Association plus que centenaire, la Philotechnique est une association incontournable de Bois-Colombes, que la municipalité est en train de laisser mourir.

Cette association offre sur tout le Nord du département, des formations variées ainsi que les formations du CNAM.

Elle emploie actuellement 53 salariés. Deux d’entre eux sont en conflit avec l’association depuis plus de 10 ans pour revendiquer un contrat à durée indéterminée.

Plusieurs décisions de justice (dont un arrêt de la Cour de Cassation) leur ont donné raison, la dernière en date étant un arrêt de la Cour d’Appel de PARIS de mars 2013 donnant droit aux deux salariés à d’importants rappels de salaires (car l’Association ayant toujours refusé d’exécuter les décisions de justice, elle a continué de verser un salaire inférieur à celui fixé par les Tribunaux).
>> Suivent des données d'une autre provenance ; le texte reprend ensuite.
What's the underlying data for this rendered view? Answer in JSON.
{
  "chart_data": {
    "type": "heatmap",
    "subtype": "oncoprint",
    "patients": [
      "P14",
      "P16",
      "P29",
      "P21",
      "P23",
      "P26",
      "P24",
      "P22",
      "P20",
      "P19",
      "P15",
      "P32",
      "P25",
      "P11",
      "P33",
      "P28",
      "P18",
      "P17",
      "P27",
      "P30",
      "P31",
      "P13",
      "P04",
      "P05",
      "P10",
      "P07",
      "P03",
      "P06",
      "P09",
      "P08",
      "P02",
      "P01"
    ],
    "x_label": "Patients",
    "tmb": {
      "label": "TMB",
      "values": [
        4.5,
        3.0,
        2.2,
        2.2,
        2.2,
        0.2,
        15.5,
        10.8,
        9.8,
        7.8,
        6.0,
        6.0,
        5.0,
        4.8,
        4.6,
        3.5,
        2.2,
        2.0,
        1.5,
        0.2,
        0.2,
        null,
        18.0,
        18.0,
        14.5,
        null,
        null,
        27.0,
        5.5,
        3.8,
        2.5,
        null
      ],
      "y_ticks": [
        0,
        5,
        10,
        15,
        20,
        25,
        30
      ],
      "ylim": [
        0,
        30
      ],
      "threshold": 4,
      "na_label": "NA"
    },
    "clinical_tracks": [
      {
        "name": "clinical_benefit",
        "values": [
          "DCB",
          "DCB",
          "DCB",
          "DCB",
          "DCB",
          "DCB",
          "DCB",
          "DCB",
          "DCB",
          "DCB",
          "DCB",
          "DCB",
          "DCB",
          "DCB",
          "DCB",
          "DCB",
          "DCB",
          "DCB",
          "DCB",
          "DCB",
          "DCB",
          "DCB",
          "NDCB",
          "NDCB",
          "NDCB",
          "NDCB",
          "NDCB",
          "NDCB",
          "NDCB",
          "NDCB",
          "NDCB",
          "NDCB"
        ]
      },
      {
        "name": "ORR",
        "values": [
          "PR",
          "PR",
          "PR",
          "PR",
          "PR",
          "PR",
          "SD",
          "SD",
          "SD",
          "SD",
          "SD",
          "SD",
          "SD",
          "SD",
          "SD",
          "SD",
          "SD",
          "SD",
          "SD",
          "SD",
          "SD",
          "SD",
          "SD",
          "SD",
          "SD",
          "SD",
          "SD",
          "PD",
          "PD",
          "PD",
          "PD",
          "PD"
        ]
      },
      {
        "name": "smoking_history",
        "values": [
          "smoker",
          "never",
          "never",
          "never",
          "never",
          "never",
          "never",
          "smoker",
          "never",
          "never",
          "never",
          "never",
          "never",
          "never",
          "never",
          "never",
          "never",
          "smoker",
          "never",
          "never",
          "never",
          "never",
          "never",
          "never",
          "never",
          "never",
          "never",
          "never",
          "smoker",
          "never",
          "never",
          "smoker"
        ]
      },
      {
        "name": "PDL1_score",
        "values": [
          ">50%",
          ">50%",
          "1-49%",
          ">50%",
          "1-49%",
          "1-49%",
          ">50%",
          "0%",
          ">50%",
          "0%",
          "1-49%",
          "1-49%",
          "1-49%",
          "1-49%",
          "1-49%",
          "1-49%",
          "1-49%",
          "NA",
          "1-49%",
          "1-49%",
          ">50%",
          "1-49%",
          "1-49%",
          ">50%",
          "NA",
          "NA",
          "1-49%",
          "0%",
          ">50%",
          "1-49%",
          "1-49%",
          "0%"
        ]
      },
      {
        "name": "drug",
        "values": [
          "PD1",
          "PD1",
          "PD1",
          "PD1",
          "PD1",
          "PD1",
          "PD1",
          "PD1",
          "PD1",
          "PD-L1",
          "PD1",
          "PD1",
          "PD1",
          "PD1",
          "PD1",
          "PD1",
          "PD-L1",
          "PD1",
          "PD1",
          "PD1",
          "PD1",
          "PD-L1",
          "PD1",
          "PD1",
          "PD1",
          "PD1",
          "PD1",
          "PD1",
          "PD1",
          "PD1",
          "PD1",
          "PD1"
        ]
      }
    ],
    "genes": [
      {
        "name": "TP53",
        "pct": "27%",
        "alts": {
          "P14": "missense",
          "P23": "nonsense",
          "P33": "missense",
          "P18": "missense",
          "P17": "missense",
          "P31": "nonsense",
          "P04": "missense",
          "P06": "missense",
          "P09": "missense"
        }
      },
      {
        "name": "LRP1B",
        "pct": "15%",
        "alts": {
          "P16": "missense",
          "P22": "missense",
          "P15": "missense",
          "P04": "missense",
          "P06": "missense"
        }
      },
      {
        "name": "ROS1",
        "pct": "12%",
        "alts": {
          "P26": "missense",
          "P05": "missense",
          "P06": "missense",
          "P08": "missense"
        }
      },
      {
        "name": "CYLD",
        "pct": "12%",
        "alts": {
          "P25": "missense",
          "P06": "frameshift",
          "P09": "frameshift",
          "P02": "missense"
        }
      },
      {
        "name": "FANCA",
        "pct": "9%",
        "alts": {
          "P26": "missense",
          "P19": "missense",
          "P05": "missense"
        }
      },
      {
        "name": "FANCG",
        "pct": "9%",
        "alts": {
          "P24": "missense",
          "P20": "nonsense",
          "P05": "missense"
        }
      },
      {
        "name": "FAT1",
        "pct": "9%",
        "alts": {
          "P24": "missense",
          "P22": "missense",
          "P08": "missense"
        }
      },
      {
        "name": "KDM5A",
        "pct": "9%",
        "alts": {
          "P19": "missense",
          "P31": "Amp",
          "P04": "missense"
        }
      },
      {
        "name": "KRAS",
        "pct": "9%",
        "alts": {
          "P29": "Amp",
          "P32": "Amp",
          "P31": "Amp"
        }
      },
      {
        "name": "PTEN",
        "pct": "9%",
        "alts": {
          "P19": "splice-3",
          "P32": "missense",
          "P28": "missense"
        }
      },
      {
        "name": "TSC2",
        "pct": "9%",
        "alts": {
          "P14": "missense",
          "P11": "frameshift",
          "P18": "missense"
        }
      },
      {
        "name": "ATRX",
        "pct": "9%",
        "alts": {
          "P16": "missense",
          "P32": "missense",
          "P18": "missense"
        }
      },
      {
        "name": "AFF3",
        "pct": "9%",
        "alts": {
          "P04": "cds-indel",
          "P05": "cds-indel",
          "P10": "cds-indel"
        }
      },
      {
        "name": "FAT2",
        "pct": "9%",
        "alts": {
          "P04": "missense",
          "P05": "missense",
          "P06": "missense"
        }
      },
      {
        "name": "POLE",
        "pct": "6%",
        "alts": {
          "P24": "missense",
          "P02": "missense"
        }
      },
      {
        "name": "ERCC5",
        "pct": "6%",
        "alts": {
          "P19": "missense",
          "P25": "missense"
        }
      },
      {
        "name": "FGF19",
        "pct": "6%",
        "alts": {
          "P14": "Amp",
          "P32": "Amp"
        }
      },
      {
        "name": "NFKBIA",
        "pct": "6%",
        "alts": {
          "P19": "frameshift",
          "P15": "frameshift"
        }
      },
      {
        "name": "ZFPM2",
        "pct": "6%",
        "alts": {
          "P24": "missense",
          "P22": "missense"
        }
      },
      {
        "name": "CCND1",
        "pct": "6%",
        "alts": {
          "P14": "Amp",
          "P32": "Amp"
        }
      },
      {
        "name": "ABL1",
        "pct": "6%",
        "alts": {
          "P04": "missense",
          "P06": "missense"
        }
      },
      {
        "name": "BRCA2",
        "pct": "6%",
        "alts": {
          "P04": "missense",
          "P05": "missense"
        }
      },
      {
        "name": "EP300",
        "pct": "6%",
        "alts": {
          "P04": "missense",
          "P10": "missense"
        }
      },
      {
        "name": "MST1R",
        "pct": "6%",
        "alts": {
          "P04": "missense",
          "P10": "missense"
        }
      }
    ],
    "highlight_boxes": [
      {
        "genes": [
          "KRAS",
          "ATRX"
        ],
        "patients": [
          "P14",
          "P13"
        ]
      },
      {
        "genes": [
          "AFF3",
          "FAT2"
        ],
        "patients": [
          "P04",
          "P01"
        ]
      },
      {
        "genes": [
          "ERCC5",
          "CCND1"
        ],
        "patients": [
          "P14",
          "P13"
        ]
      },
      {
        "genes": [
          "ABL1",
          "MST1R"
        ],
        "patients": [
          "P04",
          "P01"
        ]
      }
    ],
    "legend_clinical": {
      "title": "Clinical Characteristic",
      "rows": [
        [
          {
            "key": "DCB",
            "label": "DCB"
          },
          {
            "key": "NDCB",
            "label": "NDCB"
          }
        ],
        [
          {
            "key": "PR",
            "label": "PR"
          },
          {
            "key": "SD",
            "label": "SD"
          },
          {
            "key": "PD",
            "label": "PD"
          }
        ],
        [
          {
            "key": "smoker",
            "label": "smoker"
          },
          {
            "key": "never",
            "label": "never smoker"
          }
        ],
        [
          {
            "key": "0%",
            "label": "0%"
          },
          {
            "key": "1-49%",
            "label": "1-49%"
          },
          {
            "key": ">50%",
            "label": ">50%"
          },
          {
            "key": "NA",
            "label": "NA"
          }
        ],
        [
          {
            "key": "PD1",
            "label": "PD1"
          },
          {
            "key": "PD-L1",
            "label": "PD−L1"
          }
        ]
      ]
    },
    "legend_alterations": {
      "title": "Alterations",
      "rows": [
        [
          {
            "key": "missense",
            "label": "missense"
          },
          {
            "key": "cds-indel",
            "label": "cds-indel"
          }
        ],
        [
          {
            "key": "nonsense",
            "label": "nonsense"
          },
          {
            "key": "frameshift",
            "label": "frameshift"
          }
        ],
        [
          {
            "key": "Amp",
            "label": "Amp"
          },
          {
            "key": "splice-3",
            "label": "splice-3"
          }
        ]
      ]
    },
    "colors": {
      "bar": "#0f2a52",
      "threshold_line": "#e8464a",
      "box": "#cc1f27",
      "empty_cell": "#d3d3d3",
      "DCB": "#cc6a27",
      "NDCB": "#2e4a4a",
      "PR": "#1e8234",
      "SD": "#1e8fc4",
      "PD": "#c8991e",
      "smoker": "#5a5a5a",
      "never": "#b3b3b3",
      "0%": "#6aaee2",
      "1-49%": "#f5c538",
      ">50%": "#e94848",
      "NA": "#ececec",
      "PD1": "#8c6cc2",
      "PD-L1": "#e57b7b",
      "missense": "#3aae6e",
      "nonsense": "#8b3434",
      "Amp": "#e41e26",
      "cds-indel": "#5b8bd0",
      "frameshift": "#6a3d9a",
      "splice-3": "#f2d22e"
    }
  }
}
Le Président de l’Association a alors multiplié les recours (il a ainsi introduit un 2ème pourvoi en cassation), conduisant la PHILO à dépenser des sommes extrêmement importantes en frais d’avocats. Plusieurs administrateurs, en désaccord avec l’acharnement procédural du Président, ont alors démissionné.

Arguant de cette importante dette de la PHILO et bien que les deux salariés aient réitéré à plusieurs reprises leur volonté de négocier afin de ne pas mettre en péril les emplois de l’Association, le Président a déposé une déclaration de cessation des paiements en demandant le redressement judiciaire de l’Association, d’autant que, suite à une saisie effectuée par les salariés entre les mains de la Région, cette dernière a bloqué le versement des subventions.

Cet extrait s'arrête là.